The India-US relationship is far more robust than ever. Still, it would be a mistake to believe that an appeal to values is responsible for transforming Indo-US relations. Instead, India's judgment on the “value of alignment” has primarily directed its embrace of the US and its security partners in the Indo-Pacific and beyond. In the post-Cold War world, at the height of US unipolarity, India jumped on the bandwagon of American power because of prospective gains it could make by aligning with the US. As the high-level Group of Minister's report submitted to the Indian government in 2000 stated, "meaningful, broad-based engagement with the United States spanning political, economic, and technological interests and commonalities, will impact beneficially on our external security concerns with a resultant albeit less visible impact on our internal security environment. Conversely, an adversarial relationship with that State can have significant negative repercussions across the same broad range of issues and concerns."

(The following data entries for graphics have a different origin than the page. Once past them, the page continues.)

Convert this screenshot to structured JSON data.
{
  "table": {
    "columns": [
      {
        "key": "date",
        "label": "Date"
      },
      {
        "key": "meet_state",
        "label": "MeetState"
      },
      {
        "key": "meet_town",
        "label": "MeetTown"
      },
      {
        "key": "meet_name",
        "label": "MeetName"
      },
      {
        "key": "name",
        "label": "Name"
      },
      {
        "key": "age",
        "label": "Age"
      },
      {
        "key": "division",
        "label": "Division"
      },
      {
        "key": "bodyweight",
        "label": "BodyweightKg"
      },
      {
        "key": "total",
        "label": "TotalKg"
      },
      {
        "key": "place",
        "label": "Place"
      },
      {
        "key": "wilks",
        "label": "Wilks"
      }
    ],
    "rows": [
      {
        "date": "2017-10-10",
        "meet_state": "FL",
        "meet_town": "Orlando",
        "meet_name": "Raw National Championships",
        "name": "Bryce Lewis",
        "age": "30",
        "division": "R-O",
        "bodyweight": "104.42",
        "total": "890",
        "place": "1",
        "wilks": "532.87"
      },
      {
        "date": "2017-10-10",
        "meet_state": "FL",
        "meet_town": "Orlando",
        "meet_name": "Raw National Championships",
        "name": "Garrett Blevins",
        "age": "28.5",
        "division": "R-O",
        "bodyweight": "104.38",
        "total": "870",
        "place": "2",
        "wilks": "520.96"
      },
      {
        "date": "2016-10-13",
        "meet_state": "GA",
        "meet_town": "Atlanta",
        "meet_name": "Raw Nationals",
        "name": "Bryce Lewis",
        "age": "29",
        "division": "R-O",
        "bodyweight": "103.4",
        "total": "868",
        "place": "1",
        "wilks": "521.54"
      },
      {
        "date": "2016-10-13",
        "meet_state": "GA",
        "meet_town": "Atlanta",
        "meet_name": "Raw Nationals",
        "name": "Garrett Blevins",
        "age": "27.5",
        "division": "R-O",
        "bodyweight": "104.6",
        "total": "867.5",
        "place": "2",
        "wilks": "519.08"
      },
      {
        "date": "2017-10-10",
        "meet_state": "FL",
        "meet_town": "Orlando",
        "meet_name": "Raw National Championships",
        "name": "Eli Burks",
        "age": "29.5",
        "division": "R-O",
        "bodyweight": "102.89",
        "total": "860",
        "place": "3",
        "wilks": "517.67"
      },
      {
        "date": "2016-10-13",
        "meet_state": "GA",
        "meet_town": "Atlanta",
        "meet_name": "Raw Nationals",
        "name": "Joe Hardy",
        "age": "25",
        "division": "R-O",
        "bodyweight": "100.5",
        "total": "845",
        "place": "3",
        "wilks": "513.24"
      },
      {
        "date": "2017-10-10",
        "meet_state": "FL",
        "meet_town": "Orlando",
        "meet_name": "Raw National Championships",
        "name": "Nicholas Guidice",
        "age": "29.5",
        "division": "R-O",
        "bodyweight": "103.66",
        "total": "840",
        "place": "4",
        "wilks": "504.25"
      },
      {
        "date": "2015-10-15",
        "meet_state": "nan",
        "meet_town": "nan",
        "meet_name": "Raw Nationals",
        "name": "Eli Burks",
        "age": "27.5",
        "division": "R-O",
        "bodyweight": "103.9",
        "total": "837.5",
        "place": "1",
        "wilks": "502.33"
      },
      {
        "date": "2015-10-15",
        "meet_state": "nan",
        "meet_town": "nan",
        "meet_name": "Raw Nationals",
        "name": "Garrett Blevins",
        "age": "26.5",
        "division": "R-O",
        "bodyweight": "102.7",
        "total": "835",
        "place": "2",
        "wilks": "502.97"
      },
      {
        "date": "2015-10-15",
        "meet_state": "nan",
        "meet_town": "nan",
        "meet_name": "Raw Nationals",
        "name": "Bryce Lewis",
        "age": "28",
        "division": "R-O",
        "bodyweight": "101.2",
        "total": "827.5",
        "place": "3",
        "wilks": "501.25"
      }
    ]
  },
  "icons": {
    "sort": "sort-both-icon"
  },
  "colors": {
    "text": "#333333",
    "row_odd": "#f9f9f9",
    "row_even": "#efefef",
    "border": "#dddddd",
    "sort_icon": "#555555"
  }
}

In the last decade, India's growing military alignment with the US has been driven by China's rise and India's need to maintain a favorable balance of military power in the Indian Ocean and the Himalayas. Containing Beijing is the lowest common denominator in the Indo-US relationship. However, New Delhi's calculation is that such Beijing-driven “value of alignment” does not extend to Russia and the European theatre.
Because of India's strategic behavior premised on “norms of power” and “value of alignment”, however, its relations with the US will not suffer from Delhi's current disposition on the Ukrainian crisis. The pessimism in the analytical community notwithstanding, both states fully understand the fundamental raison d'être of their strategic partnership: the need to deter China. It would be hard to forecast, but India's reaction were there a similar Chinese onslaught on Taiwan would not be as dispassionate. A successful invasion of Taiwan would leave China highly emboldened and fundamentally alter the Indo-Pacific's balance of power. In such a case, India's alignment with the West will be far stronger than we have seen in the last three decades.
Washington has shown a remarkable understanding of New Delhi's difficulties in geopolitical navigation. The US State Department has gone on record stating that its relationship with India is not affected by the Russian crisis and "stands on its own merits." The logic of continued partnership was underlined in the ongoing Senate Foreign Relations Committee hearing on India-US relations. Donald Lu, the assistant secretary of state for South and Central Asian Affairs, argued that "every piece of defense equipment we sell to India is something that we will not have to field ourselves in Asia." Within India, too, Putin's gambit has underscored the need to move away from its military dependence on Russia. The uncertainty of Putin's Russia has constrained India's strategic choices rather than augmented its strategic autonomy.